Monday, August 10, 2015

Nothings

There is still nothing going on in fosterland around here. Our best guess at Kayla's due date (based entirely assuming the "she's about 5 months pregnant" in late April was correct) would put it later this month. There's been no update to her Facebook page since the pictures and I can't find any new information elsewhere online either. That means I still don't know what happened in her court cases. Part of me hopes she was convicted and sent to some sort of in-patient rehab program. (One of the cases involved a DUI, so that seems like a reasonable consequence to me. She has failed over and over at out-patient rehab. Maybe she could succeed with in-patient?)

School is starting. (Our schools run a schedule that allows them to complete all of the first semester before Christmas break...but it means starting school in early August.) Susan and Edmund are both in middle school this year, so it's been good having them on the same schedule to get out the door in the mornings. So far, morning shower times are staggering successfully. :)

M -- who I think I'll begin calling "Lucy" with this post -- is a busy, active little 18 month old. She's a climber in ways that the Originals never were, so you can't take your eyes off her for a second. On the other hand, she's pretty content in the mornings to play with her blanket in the crib, so I'm hoping I have at least a little while before she figures out how to scale the walls and get out of it all by herself.

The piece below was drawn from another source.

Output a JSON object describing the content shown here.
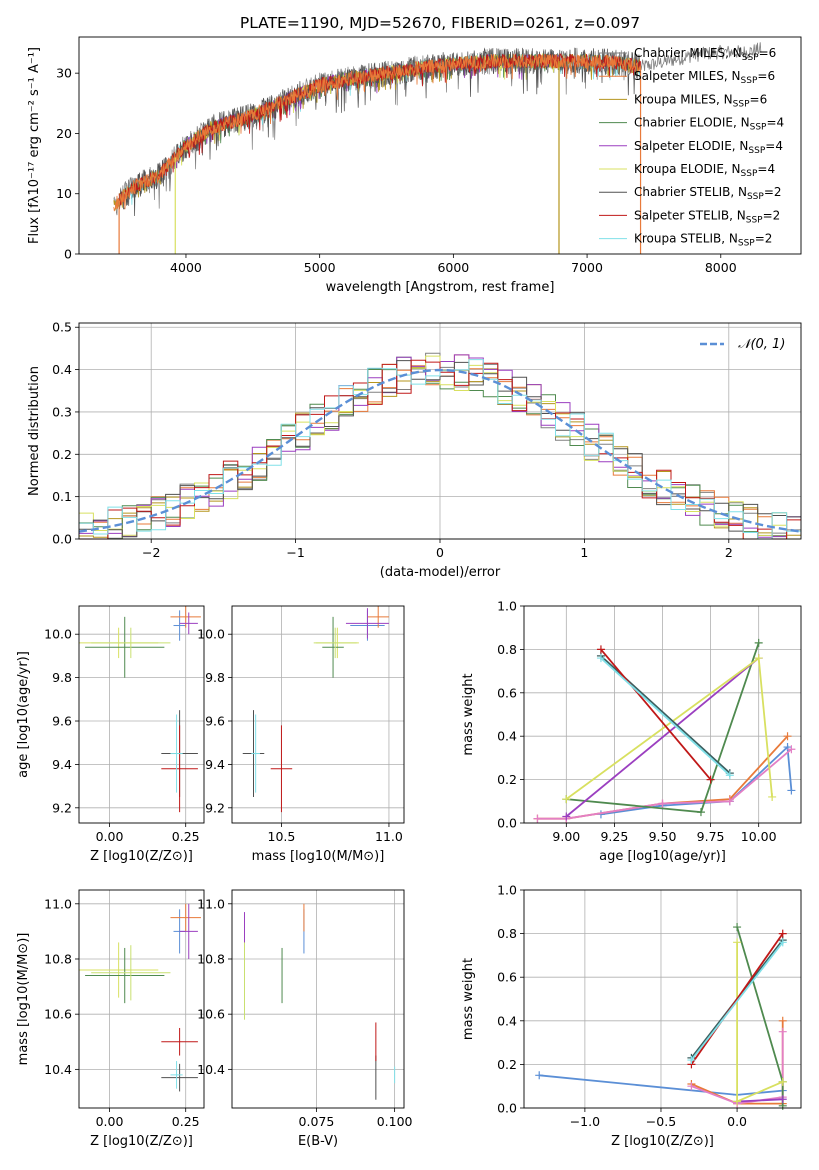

My first semester coursework went well and the next semester will start in about 10 days. I'm hoping the start of the semester doesn't coincide with the arrival of a newborn, but I don't have control over that.

Slowly, the school year routine is falling into place with our not-so-little forever family. It remains to be seen if we're adding a "bonus child" this year or not. I can go hours without ever thinking about it, but mostly the uncertainty nags at me, especially as I try to plan for things that are weeks or months away. I also find myself wondering about inconsequential things: will the baby be a boy or girl? What's the baby's name? Will Kayla work the case plan this time? It's not as stressful a mental itch as limbo is when there is a child in my home whose future is uncertain, but it's still there, niggling at the back of my consciousness. In some ways, I wish I didn't even know Kayla was (might be?) pregnant, but then I remember that we would be closed if that were the case.